Google also "interrogated employees about protected activities" and threatened reprisals for venturing outside official company channels for handling complaints on such matters as workplace conduct, according to the complaint.
In addition, Google selectively applied rules to workers who participated in activist activities, it contended.
"It's vindicating," Laurence Berland, one of the employees in the complaint, told AFP.
"It's become clear that Google's actions are not defensible, and not just legally."
Google has until December 16 to file an answer.
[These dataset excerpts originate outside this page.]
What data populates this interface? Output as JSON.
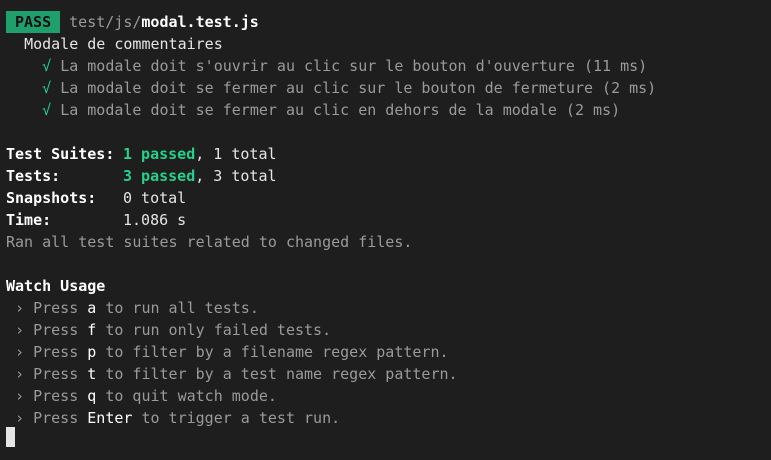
{
  "status": {
    "badge": "PASS",
    "path_dir": "test/js/",
    "path_file": "modal.test.js"
  },
  "suite": {
    "name": "Modale de commentaires",
    "tests": [
      {
        "check": "√",
        "text": "La modale doit s'ouvrir au clic sur le bouton d'ouverture (11 ms)"
      },
      {
        "check": "√",
        "text": "La modale doit se fermer au clic sur le bouton de fermeture (2 ms)"
      },
      {
        "check": "√",
        "text": "La modale doit se fermer au clic en dehors de la modale (2 ms)"
      }
    ]
  },
  "summary": {
    "suites_label": "Test Suites:",
    "suites_passed": "1 passed",
    "suites_total": ", 1 total",
    "tests_label": "Tests:",
    "tests_passed": "3 passed",
    "tests_total": ", 3 total",
    "snapshots_label": "Snapshots:",
    "snapshots_value": "0 total",
    "time_label": "Time:",
    "time_value": "1.086 s",
    "ran_all": "Ran all test suites related to changed files."
  },
  "watch": {
    "title": "Watch Usage",
    "items": [
      {
        "prefix": " › Press ",
        "key": "a",
        "suffix": " to run all tests."
      },
      {
        "prefix": " › Press ",
        "key": "f",
        "suffix": " to run only failed tests."
      },
      {
        "prefix": " › Press ",
        "key": "p",
        "suffix": " to filter by a filename regex pattern."
      },
      {
        "prefix": " › Press ",
        "key": "t",
        "suffix": " to filter by a test name regex pattern."
      },
      {
        "prefix": " › Press ",
        "key": "q",
        "suffix": " to quit watch mode."
      },
      {
        "prefix": " › Press ",
        "key": "Enter",
        "suffix": " to trigger a test run."
      }
    ]
  },
  "colors": {
    "background": "#1e1e1e",
    "pass_badge": "#1e9f6b",
    "green": "#23d18b",
    "dim": "#9a9a9a"
  }
}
A hearing is slated for April 12 in San Francisco.
"We strongly support the rights our employees have in the workplace, and open discussion and respectful debate have always been part of Google," a spokesperson told AFP.
"We're proud of our culture and committed to defending it against attempts by individuals to deliberately undermine it -- including by violating security policies and internal systems," the spokesperson said.
Google added that it will continue to provide information to the NLRB about its decisions to terminate or discipline employees.
Unhappy with the way the company was behaving, Berland said he and other workers had "acted together to do something about it."
"I was just doing my part in that."
Thousands of Google employees joined a coordinated worldwide walkout late in 2018 to protest its handling of sexual harassment.
The protests took shape after Google said it had fired 48 employees in the previous two years -- including 13 senior executives -- as a result of allegations of sexual misconduct.
Google employees have also protested against the company's business contracts related to war or policing of the US border, and against creation of a search engine for China's censored market.
"Employees who speak out on ethical issues, harassment, discrimination and all these matters are no longer really welcome at Google in the way they used to be," Berland said.
"I think it is part of a shift in culture there."